Covalent organic framework DQTP modified pencil graphite electrode for simultaneous determination of bisphenol A and bisphenol S

The sensitivity and selectivity of electrochemical analysis are challenging due to the materials used for electrode modification as well as electrical conductivity, catalytic activity and recognition ability of the working electrode. In this work, a portable 3D-printed electrochemical electrode clamp was designed and applied in combination with the developed covalent organic framework (COF DQTP)-modified pencil graphite electrode (DQTP/PGE). The beta-ketoenamine-linked COF DQTP synthesized by 1,3,5-triformylphloroglucinol (TP) and 2,6-diaminoanthraquinone (DQ) through solvothermal method is a porous crystalline with excellent conductivity and large periodic pi-arrays, coupled with commercial available pencil graphite electrode to fabricate a disposable sensor for simultaneous determination of environmental endocrine disruptors bisphenol A and bisphenol S. The DQTP/PGE sensor exhibited high electrical conductivity and catalytic activity, and a good linearity was obtained in a range of 0.5-30 mu M for two bisphenols with a detection limit of 0.15 mu M (S/N = 3).

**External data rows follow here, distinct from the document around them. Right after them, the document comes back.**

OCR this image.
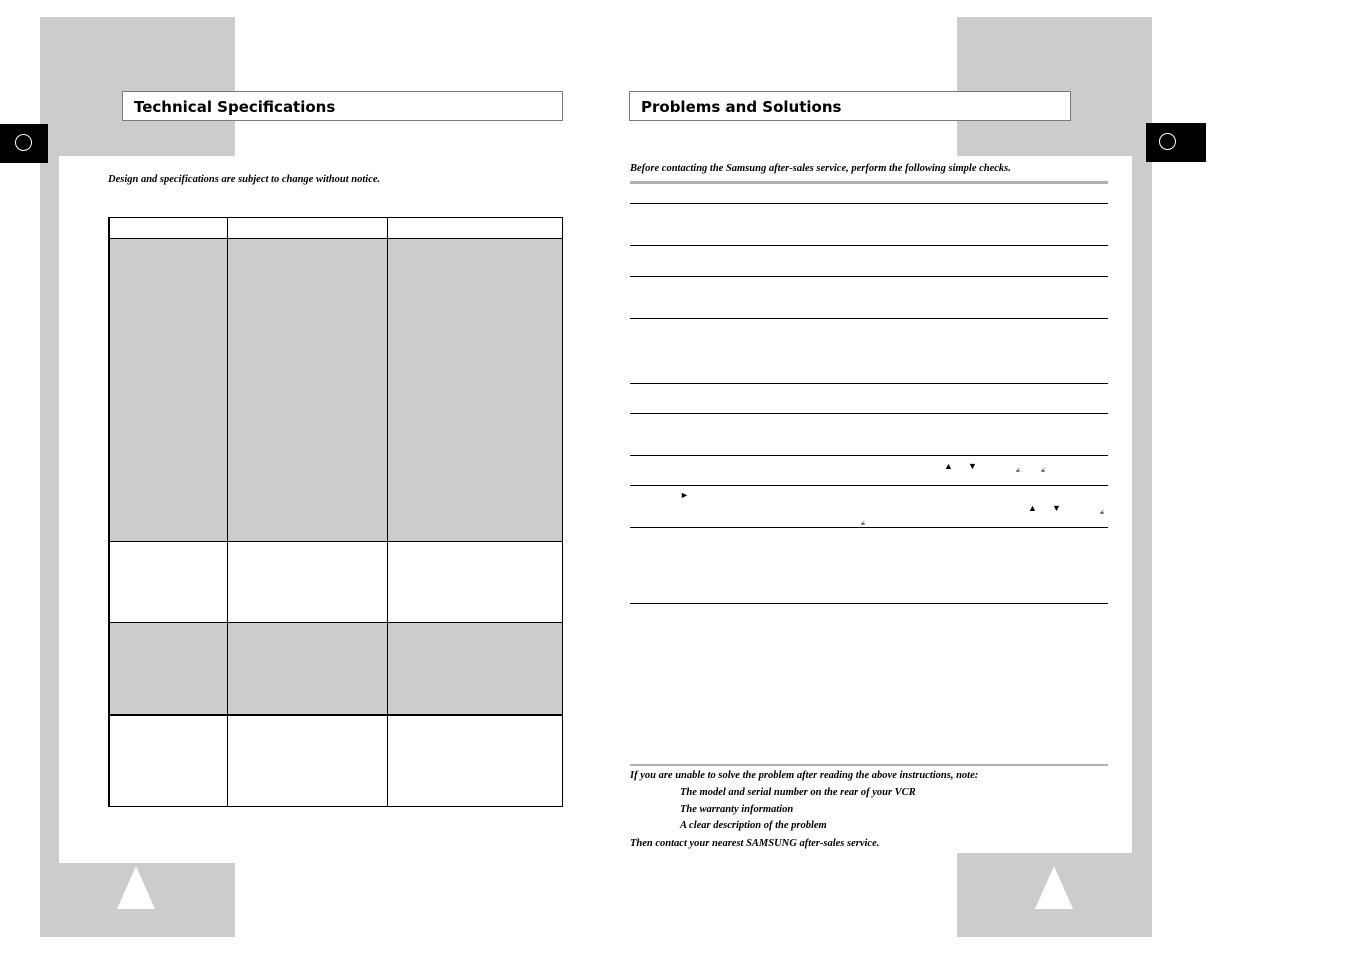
Technical Specifications
Design and specifications are subject to change without notice.
Problems and Solutions
Before contacting the Samsung after-sales service, perform the following simple checks.
▲ ▼	⦤	⦤
►
▲ ▼	⦤
⦤
If you are unable to solve the problem after reading the above instructions, note:
The model and serial number on the rear of your VCR
The warranty information
A clear description of the problem
Then contact your nearest SAMSUNG after-sales service.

Moreover, the sensor showed a reproducible and stable response over one month with negligible interference, and an accepted recovery with real food packaging samples.

Automated summary

A new portable 3D-printed electrochemical electrode clamp was designed and used with a covalent organic framework-modified pencil graphite electrode for detecting bisphenol A and bisphenol S. The sensor showed high electrical conductivity and catalytic activity, with a good linearity and low detection limits for the two bisphenols.